Your Performance Review Is About a Person Who No Longer Exists

Your Performance Review Is About a Person Who No Longer Exists

The annual ritual of professional archeology, where we dig through the fossilized remains of ourselves.

The Great Forgetting and Reinvention

The cursor blinks. A patient, rhythmic pulse of nothingness in a text box labeled ‘Accomplishments: Core Value Alignment – Synergy.’ The corporate portal, a masterpiece of late-2008 design, flashes a small, almost apologetic warning in orange text: ‘Your session will expire in 8 minutes.’

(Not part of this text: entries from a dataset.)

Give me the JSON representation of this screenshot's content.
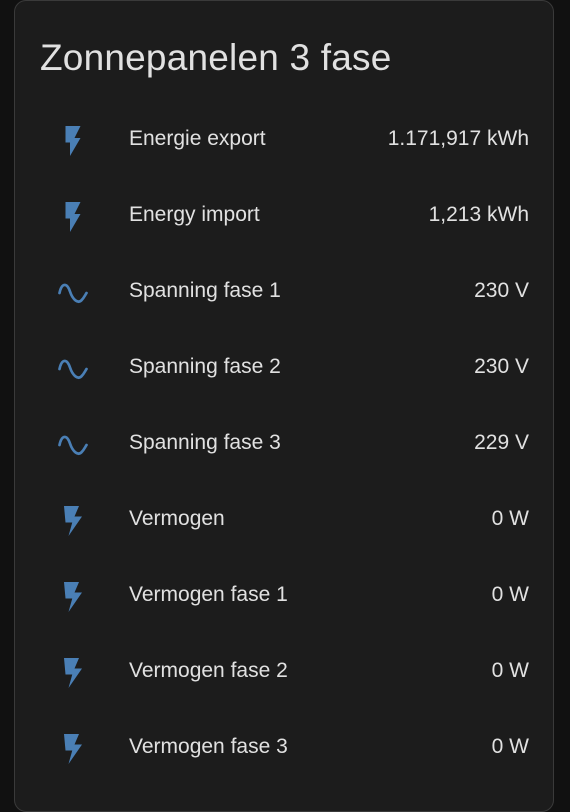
{
  "card": {
    "title": "Zonnepanelen 3 fase"
  },
  "colors": {
    "icon": "#4a7fb5",
    "background": "#111111",
    "card": "#1c1c1c",
    "text": "#e1e1e1"
  },
  "entities": [
    {
      "name": "Energie export",
      "state": "1.171,917 kWh",
      "icon": "flash-icon"
    },
    {
      "name": "Energy import",
      "state": "1,213 kWh",
      "icon": "flash-icon"
    },
    {
      "name": "Spanning fase 1",
      "state": "230 V",
      "icon": "sine-wave-icon"
    },
    {
      "name": "Spanning fase 2",
      "state": "230 V",
      "icon": "sine-wave-icon"
    },
    {
      "name": "Spanning fase 3",
      "state": "229 V",
      "icon": "sine-wave-icon"
    },
    {
      "name": "Vermogen",
      "state": "0 W",
      "icon": "power-bolt-icon"
    },
    {
      "name": "Vermogen fase 1",
      "state": "0 W",
      "icon": "power-bolt-icon"
    },
    {
      "name": "Vermogen fase 2",
      "state": "0 W",
      "icon": "power-bolt-icon"
    },
    {
      "name": "Vermogen fase 3",
      "state": "0 W",
      "icon": "power-bolt-icon"
    }
  ]
}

It’s December 18. Outside, the world is winding down for the holidays. Inside, you are performing a strange act of professional archeology, digging through the fossilized remains of your own calendar from 11 months ago. What did I do in February? There was a project, the ‘Atlas Initiative’ or something. You vaguely remember a series of urgent meetings, a flurry of spreadsheets. You solved a problem. A significant one. But the form doesn’t want the problem; it wants the narrative. It wants you to take the messy, chaotic, collaborative reality of that work and package it into a neat, sterile bullet point that sounds suspiciously like the corporate values poster in the breakroom.

This is the annual ritual. The great forgetting, followed by the great reinvention. We are all historical fiction authors, and our main character is a version of ourselves that is competent, strategic, and always, always ‘driving impact.’

We are all historical fiction authors.

Our main character is a version of ourselves that is competent, strategic, and always ‘driving impact.’